The Urban Meyer era continues to be off to a rocky start: Not only are the Jacksonville Jaguars one of only two winless teams at this point, their first-year head coach also continues to make headlines for all the wrong reasons. On Sunday, Meyer held a postgame press conference that our friends at Big Cat Country called “bizarre” and “disjointed.”

Trey Lance didn’t necessarily run with the 49ers’ starting quarterback job: With Jimmy Garoppolo out against Arizona due to injury, first-round rookie Trey Lance finally got an opportunity to showcase his talents in a starting capacity. However, the youngster did not have a particularly good game. While he gained 89 rushing yards on 16 carries, he also went just 15-for-29 as a passer for 192 yards and an interception. After the game, 49ers head coach Kyle Shanahan said that “nothing has changed” in regards to his team’s quarterback position.

Seattle will be an interesting team to watch down the stretch — and beyond: Russell Wilson has started all 165 regular season and playoff games of his career, but his streak will come to an end in Week 6. The Seahawks’ passer left Thursday’s loss against the Los Angeles Rams with a finger injury, and has since undergone surgery. Wilson will miss substantial time — reportedly between four to eight weeks — which is not only bad news for his team in 2021, but possibly his future in Seattle as well. Wilson will turn 33 in November and is due a $37 million salary cap hit in 2022. After some offseason rumors about his unhappiness with the organization, he will be a player to watch in the coming weeks and months.

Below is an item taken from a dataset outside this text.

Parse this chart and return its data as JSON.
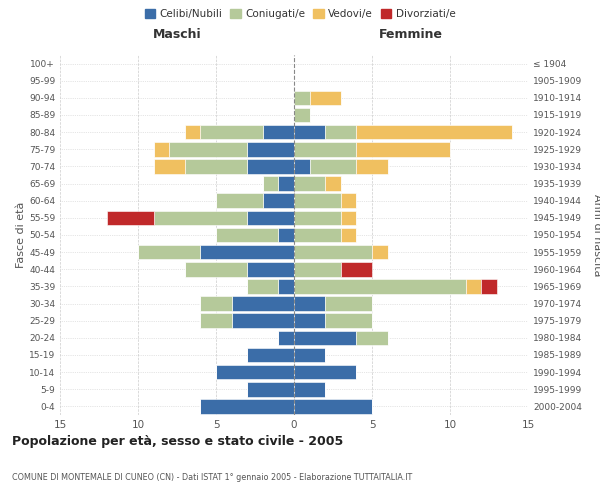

The NFL has a long way to go in some key areas: Monday night saw the first head coaching change of the season, with the Las Vegas Raiders’ Joe Gruden resigning from his position after a series of offensive emails emerged. While Gruden’s resignation was the only correct decision, thinking that he would be the only person in the league to use racist, homophobic or sexist language would — unfortunately — be naive. Now it is on the NFL and its 32 franchises to take a definitive stance that goes beyond a good-looking PR campaign.